Geç kalmışlık hissi bizi farklı maceralara sürüklüyor. Bunlardan biri geçmişin güzel günlerine sağlanmak ve geleceği orada aramak. Geçmişin güzel günleri olabileceği gibi geçmiş adı üstünde geçmiştir ve üzülerek ifade edelim ki bir daha aynı şartlar altında gerçekleşmesi mümkün olmayan ihtimaller bütünüdür.
Geçmişe hülyalı bakışın sonu arabesk bir ruh halidir. Hiçbir zaman geri gelmeyecek bir zaman dilimine saplanıp kalmak üzüntüden başka getirisi olmayan beyhude bir avuntudur.
Gidilen diğer sokak ise geleceğe sığınmaktır. Gelecek güzel günlerin hayalini ona en kolay kavuşma arzusuyla ateşleyip geçmişi yok sayarız. Tanzimat’tan itibaren okur yazar takımımızın ferdi yahut kolektif olarak yaptığı iştir. Farklı yöntemlerle de olsa bu yolun sonu da arabesk bir bakış açısı ve çaresizliktir. Neden? Başkalarının izlediği yollar bizim için ilham verici kısımlar içerse de toplumlar arasındaki farklar çoktur. Dolayısı ile tümüyle taklide dayanan bir gelecek modeli bizi ancak başkalarının geçmişindeki bir odaya hapseder ve iyi bir limana çıkarmaz.

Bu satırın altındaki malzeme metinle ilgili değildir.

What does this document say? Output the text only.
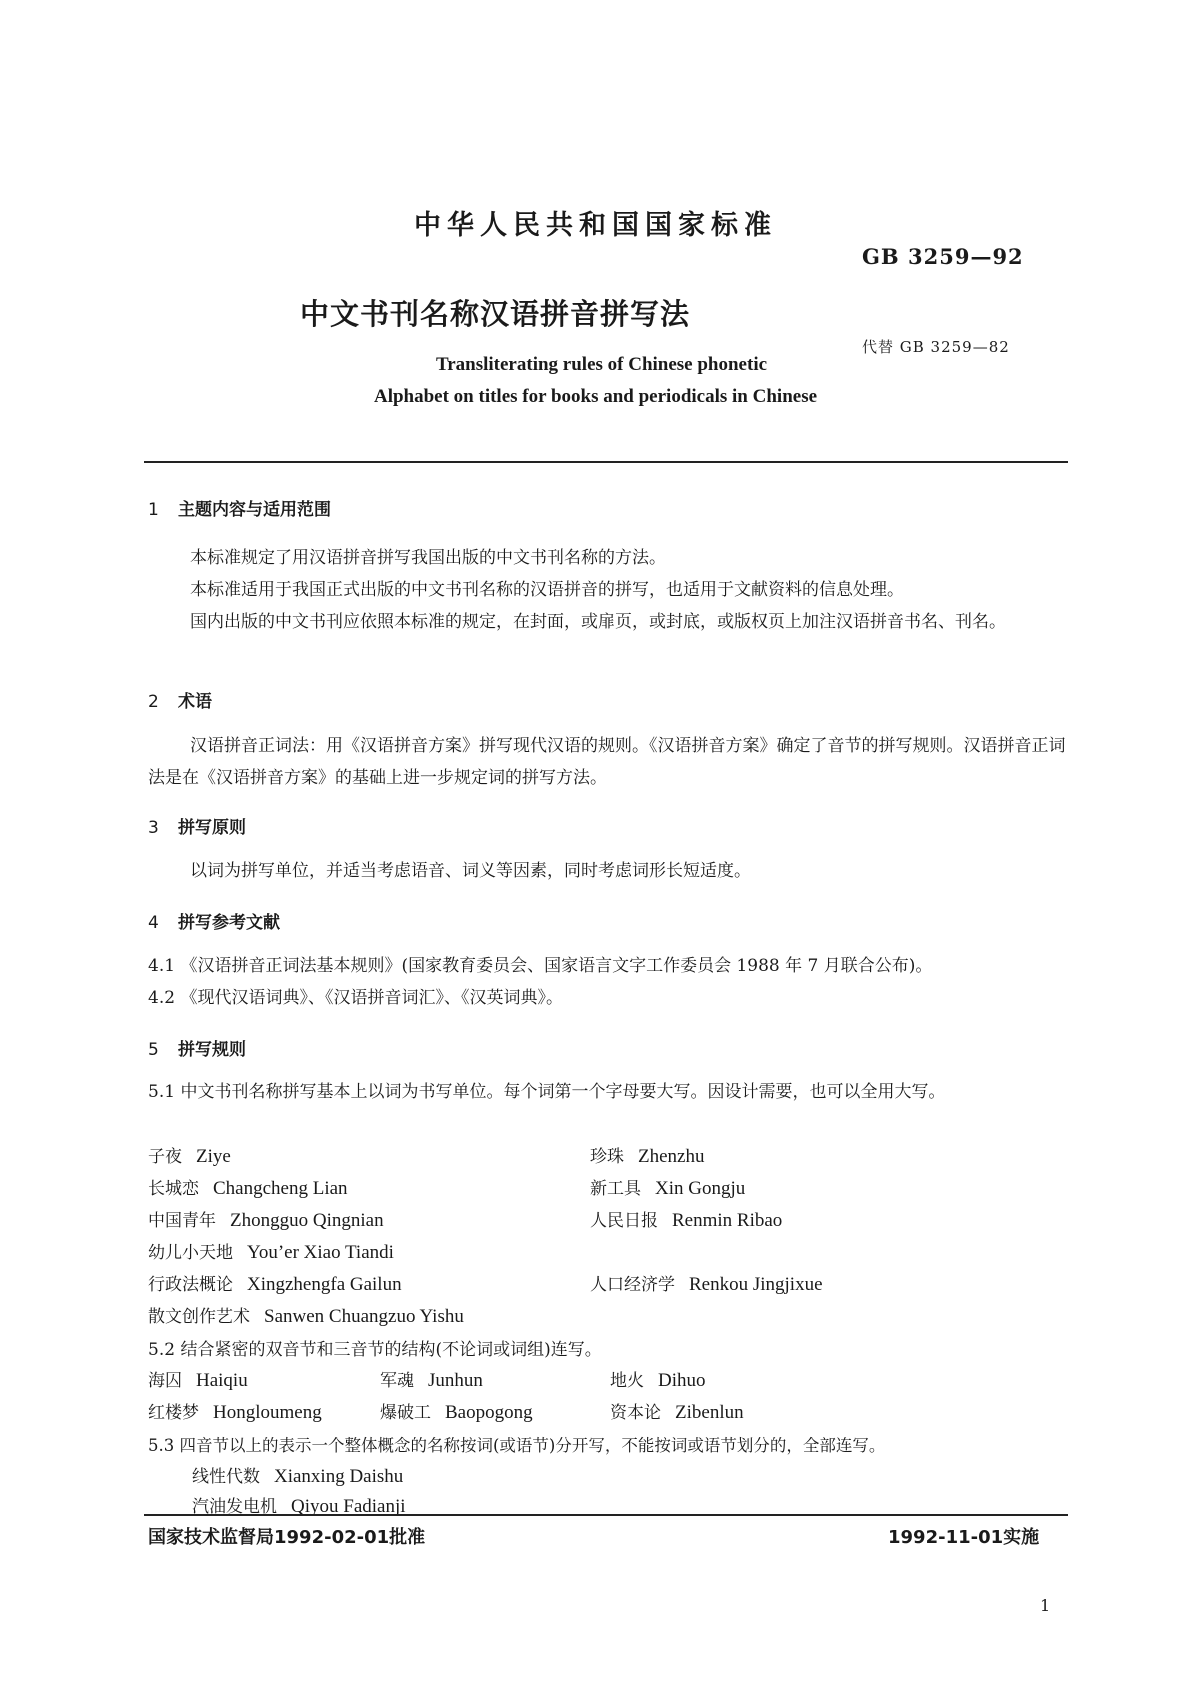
中华人民共和国国家标准
GB 3259—92
中文书刊名称汉语拼音拼写法
代替 GB 3259—82
Transliterating rules of Chinese phonetic
Alphabet on titles for books and periodicals in Chinese
1 主题内容与适用范围
本标准规定了用汉语拼音拼写我国出版的中文书刊名称的方法。
本标准适用于我国正式出版的中文书刊名称的汉语拼音的拼写，也适用于文献资料的信息处理。
国内出版的中文书刊应依照本标准的规定，在封面，或扉页，或封底，或版权页上加注汉语拼音书名、刊名。
2 术语
汉语拼音正词法：用《汉语拼音方案》拼写现代汉语的规则。《汉语拼音方案》确定了音节的拼写规则。汉语拼音正词法是在《汉语拼音方案》的基础上进一步规定词的拼写方法。
3 拼写原则
以词为拼写单位，并适当考虑语音、词义等因素，同时考虑词形长短适度。
4 拼写参考文献
4.1 《汉语拼音正词法基本规则》(国家教育委员会、国家语言文字工作委员会 1988 年 7 月联合公布)。
4.2 《现代汉语词典》、《汉语拼音词汇》、《汉英词典》。
5 拼写规则
5.1 中文书刊名称拼写基本上以词为书写单位。每个词第一个字母要大写。因设计需要，也可以全用大写。
子夜 Ziye	珍珠 Zhenzhu
长城恋 Changcheng Lian	新工具 Xin Gongju
中国青年 Zhongguo Qingnian	人民日报 Renmin Ribao
幼儿小天地 You’er Xiao Tiandi
行政法概论 Xingzhengfa Gailun	人口经济学 Renkou Jingjixue
散文创作艺术 Sanwen Chuangzuo Yishu
5.2 结合紧密的双音节和三音节的结构(不论词或词组)连写。
海囚 Haiqiu	军魂 Junhun	地火 Dihuo
红楼梦 Hongloumeng	爆破工 Baopogong	资本论 Zibenlun
5.3 四音节以上的表示一个整体概念的名称按词(或语节)分开写，不能按词或语节划分的，全部连写。
线性代数 Xianxing Daishu
汽油发电机 Qiyou Fadianji
国家技术监督局1992-02-01批准	1992-11-01实施
1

Olması gereken nedir? Kendimizi geçmişimiz yahut başkalarının süreçleriyle kıyaslamak değil süreçleri mukayese etmektir. Başkaları ne yapıyorsa aynını yapmak değildir bu. Geçmişimize bakmak, gelişim süreçlerimizi belirli bir periyotta ele almak ve diğer süreçlerle mukayesesini gerçekleştirmek. Bunu yaparken benzer süreçlerdeki başarıları veya başarısızlıkları görebileceğimiz gibi diğerlerinin iyi olan kısımlarını nasıl geliştirdiğini de görebiliriz. Bizden iyi sınav kağıdına sahip kişinin daha başarılı olduğu alanları derinlemesine incelemek ve sadece sınav esnasındaki performansını değil bir bütün olarak çalışma sistemini incelemek gibidir.

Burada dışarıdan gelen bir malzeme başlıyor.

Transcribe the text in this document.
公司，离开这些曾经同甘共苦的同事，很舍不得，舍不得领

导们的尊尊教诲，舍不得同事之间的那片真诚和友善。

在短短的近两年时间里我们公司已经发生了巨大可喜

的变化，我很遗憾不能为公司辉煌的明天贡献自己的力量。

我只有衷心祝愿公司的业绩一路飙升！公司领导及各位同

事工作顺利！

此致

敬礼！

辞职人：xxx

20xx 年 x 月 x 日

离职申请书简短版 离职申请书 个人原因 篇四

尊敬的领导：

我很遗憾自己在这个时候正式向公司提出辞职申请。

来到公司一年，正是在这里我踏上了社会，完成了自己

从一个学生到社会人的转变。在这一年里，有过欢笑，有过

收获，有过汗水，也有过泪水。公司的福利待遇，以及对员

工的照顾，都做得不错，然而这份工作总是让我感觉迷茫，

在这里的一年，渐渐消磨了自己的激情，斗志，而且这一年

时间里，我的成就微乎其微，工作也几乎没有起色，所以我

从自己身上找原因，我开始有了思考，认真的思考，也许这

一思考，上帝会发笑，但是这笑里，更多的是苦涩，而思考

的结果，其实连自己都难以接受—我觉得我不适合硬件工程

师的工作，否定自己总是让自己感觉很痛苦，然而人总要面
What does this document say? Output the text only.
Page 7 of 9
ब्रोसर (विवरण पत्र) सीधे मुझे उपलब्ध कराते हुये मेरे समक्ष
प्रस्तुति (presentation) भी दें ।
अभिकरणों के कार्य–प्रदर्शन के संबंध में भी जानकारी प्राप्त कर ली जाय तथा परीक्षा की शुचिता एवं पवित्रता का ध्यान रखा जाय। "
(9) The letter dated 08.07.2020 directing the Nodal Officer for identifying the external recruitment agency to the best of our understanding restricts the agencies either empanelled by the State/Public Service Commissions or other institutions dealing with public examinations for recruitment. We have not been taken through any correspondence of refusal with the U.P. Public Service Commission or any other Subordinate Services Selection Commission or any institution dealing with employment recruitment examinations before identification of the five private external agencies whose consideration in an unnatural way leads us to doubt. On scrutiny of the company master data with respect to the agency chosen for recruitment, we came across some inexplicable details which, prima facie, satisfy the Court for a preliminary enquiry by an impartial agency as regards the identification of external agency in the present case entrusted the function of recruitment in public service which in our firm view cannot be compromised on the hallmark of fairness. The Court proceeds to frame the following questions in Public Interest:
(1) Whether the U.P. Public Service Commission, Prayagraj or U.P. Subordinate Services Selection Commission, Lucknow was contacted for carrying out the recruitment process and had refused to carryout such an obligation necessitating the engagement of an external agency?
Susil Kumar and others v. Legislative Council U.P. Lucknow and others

Uzunca bu girizgahın ardından bir kitaptan bahsetmek istiyorum. Mukayese tarihi konusunda istikrarlı çalışmalarını devam ettiren Murat Çelik’in Küre Yayınları’ndan çıkan “Osmanlı Medreseleri ve Avrupa Üniversiteleri (1450-1600)” kitabında iddialı bir yolculuğa davet ediyor bizi. İstanbul’un fethinin hemen sonrasında Osmanlı topraklarında ve Avrupa’da bilginin organizasyonu ve toplumu şekillendirmesi konusunda ciddi bir çalışma. Kitap medrese ve üniversitelerin teşkilatlanması ve toplumla olan ilişkilerini izah ediyor. Bunun yanı sıra bilgi kümelenmelerinin toplumları nasıl farklı yönlere sevk edebileceğini de gösteriyor.

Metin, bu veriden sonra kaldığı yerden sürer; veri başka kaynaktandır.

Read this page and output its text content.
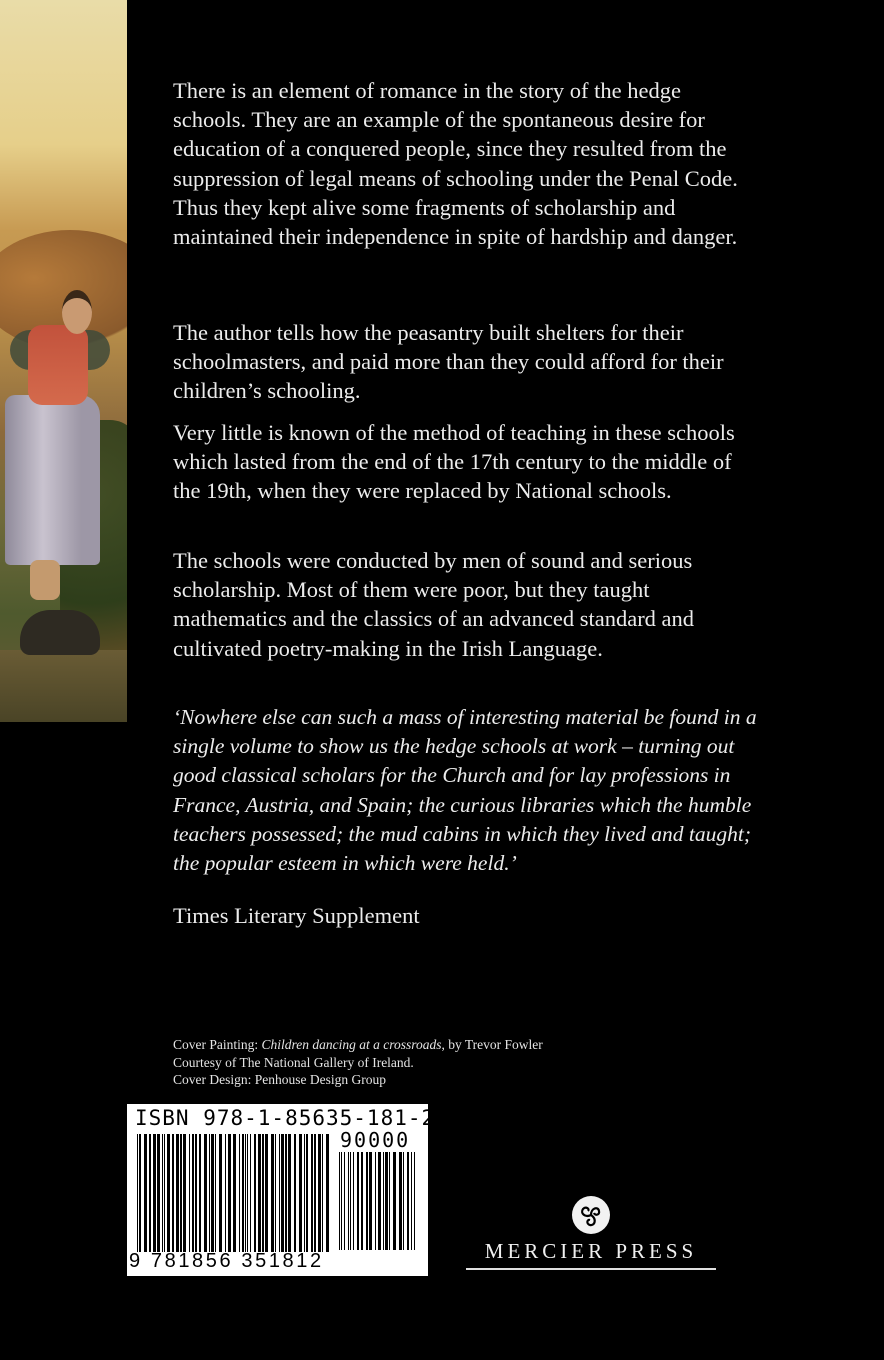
There is an element of romance in the story of the hedge schools. They are an example of the spontaneous desire for education of a conquered people, since they resulted from the suppression of legal means of schooling under the Penal Code. Thus they kept alive some fragments of scholarship and maintained their independence in spite of hardship and danger.

The author tells how the peasantry built shelters for their schoolmasters, and paid more than they could afford for their children’s schooling.

Very little is known of the method of teaching in these schools which lasted from the end of the 17th century to the middle of the 19th, when they were replaced by National schools.

The schools were conducted by men of sound and serious scholarship. Most of them were poor, but they taught mathematics and the classics of an advanced standard and cultivated poetry-making in the Irish Language.

‘Nowhere else can such a mass of interesting material be found in a single volume to show us the hedge schools at work – turning out good classical scholars for the Church and for lay professions in France, Austria, and Spain; the curious libraries which the humble teachers possessed; the mud cabins in which they lived and taught; the popular esteem in which were held.’

Times Literary Supplement

Cover Painting: Children dancing at a crossroads, by Trevor Fowler
Courtesy of The National Gallery of Ireland.
Cover Design: Penhouse Design Group
ISBN 978-1-85635-181-2
90000
9 781856 351812	MERCIER PRESS
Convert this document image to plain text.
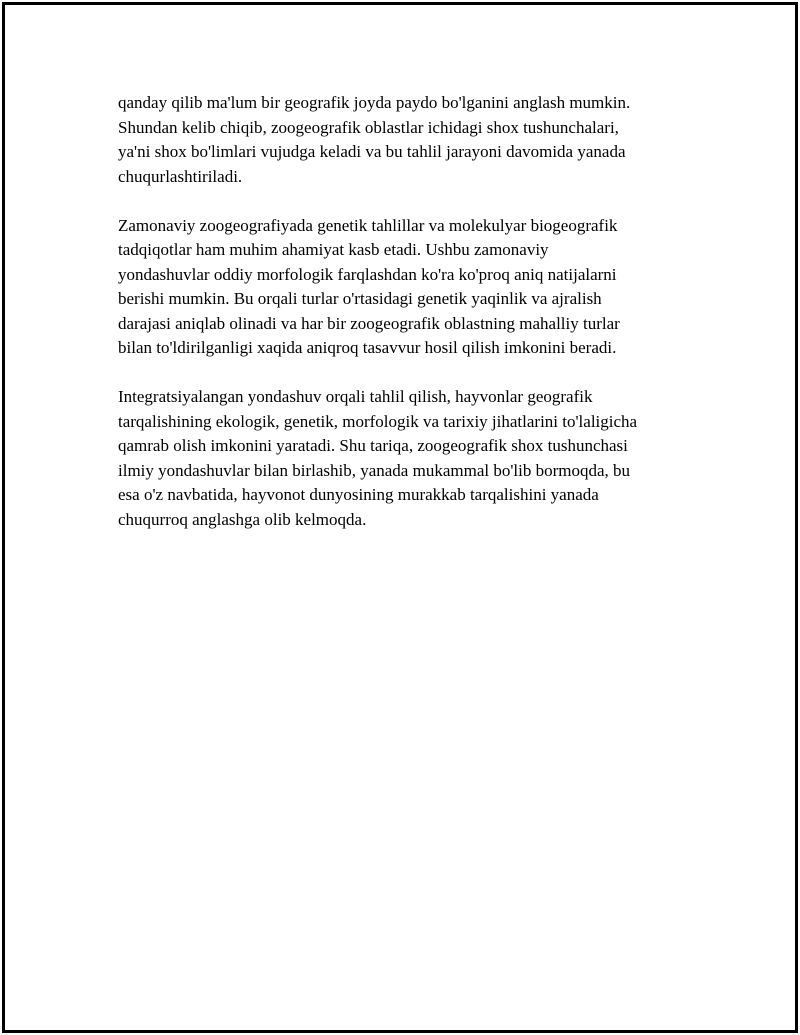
qanday qilib ma'lum bir geografik joyda paydo bo'lganini anglash mumkin.
Shundan kelib chiqib, zoogeografik oblastlar ichidagi shox tushunchalari,
ya'ni shox bo'limlari vujudga keladi va bu tahlil jarayoni davomida yanada
chuqurlashtiriladi.

Zamonaviy zoogeografiyada genetik tahlillar va molekulyar biogeografik
tadqiqotlar ham muhim ahamiyat kasb etadi. Ushbu zamonaviy
yondashuvlar oddiy morfologik farqlashdan ko'ra ko'proq aniq natijalarni
berishi mumkin. Bu orqali turlar o'rtasidagi genetik yaqinlik va ajralish
darajasi aniqlab olinadi va har bir zoogeografik oblastning mahalliy turlar
bilan to'ldirilganligi xaqida aniqroq tasavvur hosil qilish imkonini beradi.

Integratsiyalangan yondashuv orqali tahlil qilish, hayvonlar geografik
tarqalishining ekologik, genetik, morfologik va tarixiy jihatlarini to'laligicha
qamrab olish imkonini yaratadi. Shu tariqa, zoogeografik shox tushunchasi
ilmiy yondashuvlar bilan birlashib, yanada mukammal bo'lib bormoqda, bu
esa o'z navbatida, hayvonot dunyosining murakkab tarqalishini yanada
chuqurroq anglashga olib kelmoqda.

Kitabın Türkiye açısından en büyük kıymeti ise toplumsal problemlere dair çözüm önerilerinde bilindik kalıpların ötesine geçecek bir kapının varlığını göstermesi. Yani? Bu örnek kitap serinkanlı mukayese imkanı sağlayarak sadece başarısız sonuçları nedeniyle çöpe atılmış kıymetli birçok süreci yeniden değerlendirmeye imkan sağlayacak. Bu sayede geçmişi melankolik bakışı üzerimizden atarak yarınlar için gerekli özü keşfetmiş olacağız.
Sadece bir kitap bunu yapar mı, ne alakası var demeyin. Doğru sorular doğru cevapların doğmasını sağlar ve doğru mukayesenin bizi geleceğe taşıma ihtimali var. Ne alakası var diye burun kıvıracağımız birçok benzetme hatalarımıza ve aynı zamanda başarılı süreçlerimize taşıyabilir. Henüz okumadığım ama varlığıyla heyecanlandığım bir kitap üzerine söyleyeceklerim şimdilik bunlardan ibaret.